The two leaders discussed the fight against terrorism, reconstruction works in Iraq and steps to be taken to enhance cooperation between Iraq and Turkey, especially in the areas of trade and energy, during their meeting at the Beştepe Presidential Complex in the capital Ankara.
Turkish President Recep Tayyip Erdogan said in a joint news conference that Turkey and Iraq have discussed a possible deal to increase military and security cooperation between the neighboring countries.
Erdogan also said a pipeline running from Iraqi oil fields to Turkey, which was damaged during the Islamic State group’s presence in Iraq, should rapidly be repaired and become operational.
Turkey is likely to look to Iraq for its oil supplies after the U.S.
announced an end to waivers that have allowed Turkey to import from Iran despite sanctions.
The two leaders also discussed the construction of dams following floods in Iraq and as well as the reconstruction of areas devastated by the IS, Erdogan added.
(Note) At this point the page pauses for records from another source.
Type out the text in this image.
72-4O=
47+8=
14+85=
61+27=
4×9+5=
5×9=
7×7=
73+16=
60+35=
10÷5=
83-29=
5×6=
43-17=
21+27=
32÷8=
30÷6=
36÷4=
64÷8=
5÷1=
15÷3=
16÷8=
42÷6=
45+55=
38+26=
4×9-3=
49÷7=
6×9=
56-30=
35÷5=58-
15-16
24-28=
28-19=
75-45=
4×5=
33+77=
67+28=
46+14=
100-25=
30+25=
“We agreed on rebuilding Iraq, developing areas affected by Daesh [ISIS] occupation and establishing a trade corridor to the south of Iraq,” Erdogan said.
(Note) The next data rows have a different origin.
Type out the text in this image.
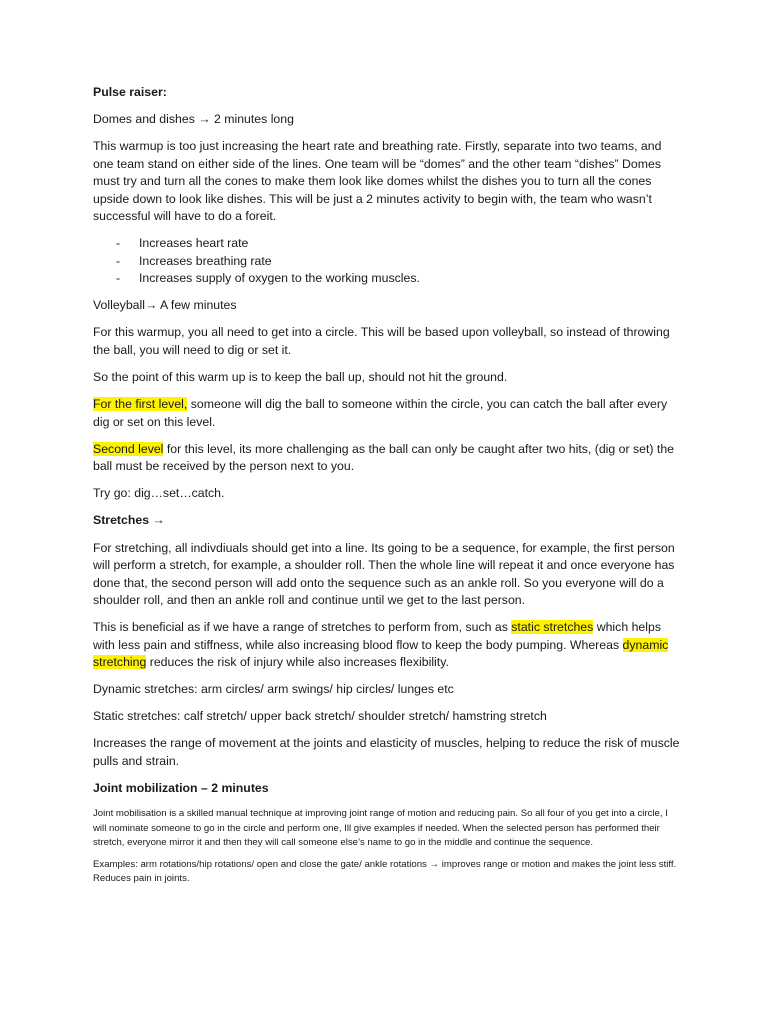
Pulse raiser:

Domes and dishes → 2 minutes long

This warmup is too just increasing the heart rate and breathing rate. Firstly, separate into two teams, and one team stand on either side of the lines. One team will be “domes” and the other team “dishes” Domes must try and turn all the cones to make them look like domes whilst the dishes you to turn all the cones upside down to look like dishes. This will be just a 2 minutes activity to begin with, the team who wasn’t successful will have to do a foreit.

- Increases heart rate
- Increases breathing rate
- Increases supply of oxygen to the working muscles.

Volleyball→ A few minutes

For this warmup, you all need to get into a circle. This will be based upon volleyball, so instead of throwing the ball, you will need to dig or set it.

So the point of this warm up is to keep the ball up, should not hit the ground.

For the first level, someone will dig the ball to someone within the circle, you can catch the ball after every dig or set on this level.

Second level for this level, its more challenging as the ball can only be caught after two hits, (dig or set) the ball must be received by the person next to you.

Try go: dig…set…catch.

Stretches →

For stretching, all indivdiuals should get into a line. Its going to be a sequence, for example, the first person will perform a stretch, for example, a shoulder roll. Then the whole line will repeat it and once everyone has done that, the second person will add onto the sequence such as an ankle roll. So you everyone will do a shoulder roll, and then an ankle roll and continue until we get to the last person.

This is beneficial as if we have a range of stretches to perform from, such as static stretches which helps with less pain and stiffness, while also increasing blood flow to keep the body pumping. Whereas dynamic stretching reduces the risk of injury while also increases flexibility.

Dynamic stretches: arm circles/ arm swings/ hip circles/ lunges etc

Static stretches: calf stretch/ upper back stretch/ shoulder stretch/ hamstring stretch

Increases the range of movement at the joints and elasticity of muscles, helping to reduce the risk of muscle pulls and strain.

Joint mobilization – 2 minutes

Joint mobilisation is a skilled manual technique at improving joint range of motion and reducing pain. So all four of you get into a circle, I will nominate someone to go in the circle and perform one, Ill give examples if needed. When the selected person has performed their stretch, everyone mirror it and then they will call someone else’s name to go in the middle and continue the sequence.

Examples: arm rotations/hip rotations/ open and close the gate/ ankle rotations → improves range or motion and makes the joint less stiff. Reduces pain in joints.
He added that the defense ministers and intelligence chiefs of Turkey and Iraq would meet soon to discuss further details of the agreements.
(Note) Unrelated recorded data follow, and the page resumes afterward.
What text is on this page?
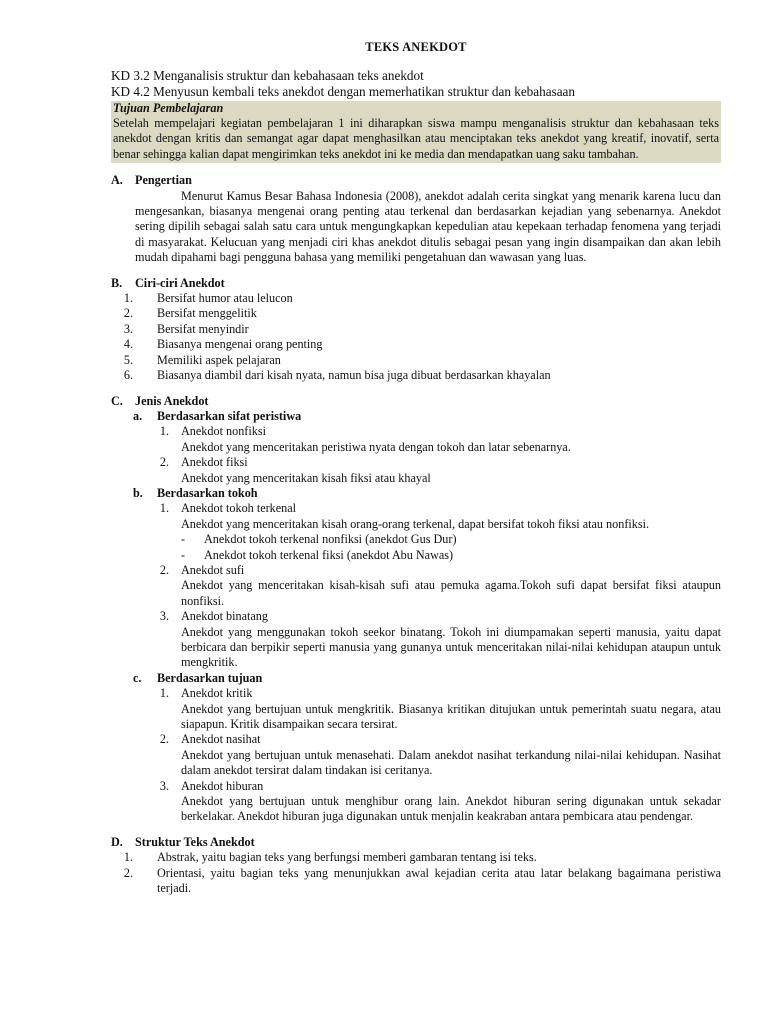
TEKS ANEKDOT

KD 3.2 Menganalisis struktur dan kebahasaan teks anekdot

KD 4.2 Menyusun kembali teks anekdot dengan memerhatikan struktur dan kebahasaan

Tujuan Pembelajaran
Setelah mempelajari kegiatan pembelajaran 1 ini diharapkan siswa mampu menganalisis struktur dan kebahasaan teks anekdot dengan kritis dan semangat agar dapat menghasilkan atau menciptakan teks anekdot yang kreatif, inovatif, serta benar sehingga kalian dapat mengirimkan teks anekdot ini ke media dan mendapatkan uang saku tambahan.
A. Pengertian
Menurut Kamus Besar Bahasa Indonesia (2008), anekdot adalah cerita singkat yang menarik karena lucu dan mengesankan, biasanya mengenai orang penting atau terkenal dan berdasarkan kejadian yang sebenarnya. Anekdot sering dipilih sebagai salah satu cara untuk mengungkapkan kepedulian atau kepekaan terhadap fenomena yang terjadi di masyarakat. Kelucuan yang menjadi ciri khas anekdot ditulis sebagai pesan yang ingin disampaikan dan akan lebih mudah dipahami bagi pengguna bahasa yang memiliki pengetahuan dan wawasan yang luas.
B.	Ciri-ciri Anekdot
1.	Bersifat humor atau lelucon
2.	Bersifat menggelitik
3.	Bersifat menyindir
4.	Biasanya mengenai orang penting
5.	Memiliki aspek pelajaran
6.	Biasanya diambil dari kisah nyata, namun bisa juga dibuat berdasarkan khayalan
C. Jenis Anekdot
a.	Berdasarkan sifat peristiwa
1. Anekdot nonfiksi
Anekdot yang menceritakan peristiwa nyata dengan tokoh dan latar sebenarnya.
2. Anekdot fiksi
Anekdot yang menceritakan kisah fiksi atau khayal
b.	Berdasarkan tokoh
1. Anekdot tokoh terkenal
Anekdot yang menceritakan kisah orang-orang terkenal, dapat bersifat tokoh fiksi atau nonfiksi.
-	Anekdot tokoh terkenal nonfiksi (anekdot Gus Dur)
-	Anekdot tokoh terkenal fiksi (anekdot Abu Nawas)
2. Anekdot sufi
Anekdot yang menceritakan kisah-kisah sufi atau pemuka agama.Tokoh sufi dapat bersifat fiksi ataupun nonfiksi.
3. Anekdot binatang
Anekdot yang menggunakan tokoh seekor binatang. Tokoh ini diumpamakan seperti manusia, yaitu dapat berbicara dan berpikir seperti manusia yang gunanya untuk menceritakan nilai-nilai kehidupan ataupun untuk mengkritik.
c.	Berdasarkan tujuan
1. Anekdot kritik
Anekdot yang bertujuan untuk mengkritik. Biasanya kritikan ditujukan untuk pemerintah suatu negara, atau siapapun. Kritik disampaikan secara tersirat.
2. Anekdot nasihat
Anekdot yang bertujuan untuk menasehati. Dalam anekdot nasihat terkandung nilai-nilai kehidupan. Nasihat dalam anekdot tersirat dalam tindakan isi ceritanya.
3. Anekdot hiburan
Anekdot yang bertujuan untuk menghibur orang lain. Anekdot hiburan sering digunakan untuk sekadar berkelakar. Anekdot hiburan juga digunakan untuk menjalin keakraban antara pembicara atau pendengar.
D. Struktur Teks Anekdot
1.	Abstrak, yaitu bagian teks yang berfungsi memberi gambaran tentang isi teks.
2.	Orientasi, yaitu bagian teks yang menunjukkan awal kejadian cerita atau latar belakang bagaimana peristiwa terjadi.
Erdogan went on to say that Turkey and Iraq are on the same page regarding Syria’s territorial integrity.
On the energy front, the Iraqi and Turkish leaders highlighted the importance of reopening the Kirkuk-Ceyhan oil pipeline which has been vandalized by the Islamic State terror group.
Abdul-Mahdi said: “We will never accept any security threat against Turkey stemming from the territory of Iraq.”
The fight against the Kurdish PKK organization was one of the topics at the top of the two leaders’ agenda since it is a major security concern for both countries.
The Turkish Armed Forces (TSK) regularly conduct cross-border operations in Kurdistan region in Iraq’s north, where PKK fighters have hideouts and bases from which they carry out attacks in Turkey.
The PKK took up arms in 1984 against the Turkish state, which still denies the constitutional existence of Kurds, to push for greater autonomy in Turkish Kurdistan for the Kurdish minority who make up around 22.5 million of the country’s 79-million population.
More than 40,000 Turkish soldiers and Kurdish rebels, have been killed in the conflict.
A large Kurdish community in Turkey and worldwide openly sympathise with PKK rebels and Abdullah Ocalan, who founded the PKK group in 1974 and currently serving a life sentence in Turkey, has a high symbolic value for most Kurds in Turkey and worldwide according to observers.
Another important issue during the meeting was the reconstruction of Iraq after the three-year war against ISIS.
The reconstruction will include cities destroyed by terror and war, ruined roads, buildings, damaged electricity production capacity and distribution networks and other damaged sites.
Iraqi infrastructure has also been deteriorating due to insufficient investments and maintenance.
Water management in Iraq was another issue which was extensively discussed in the meeting.
Previously, both countries agreed to work together on water management to prevent a water crisis in the region.
Turkey had also decided to send a special representative, Veysel Eroglu, to Iraq to share Turkey’s experiences on the issue.
In late April, Foreign Minister Mevlüt Çavuşoglu visited Iraq and met with his counterpart Mohamed Ali Alhakim.
In January, Iraqi President Barham Salih also visited Turkey and held talks with President Erdogan, agreeing on enhancing cooperation in all fields.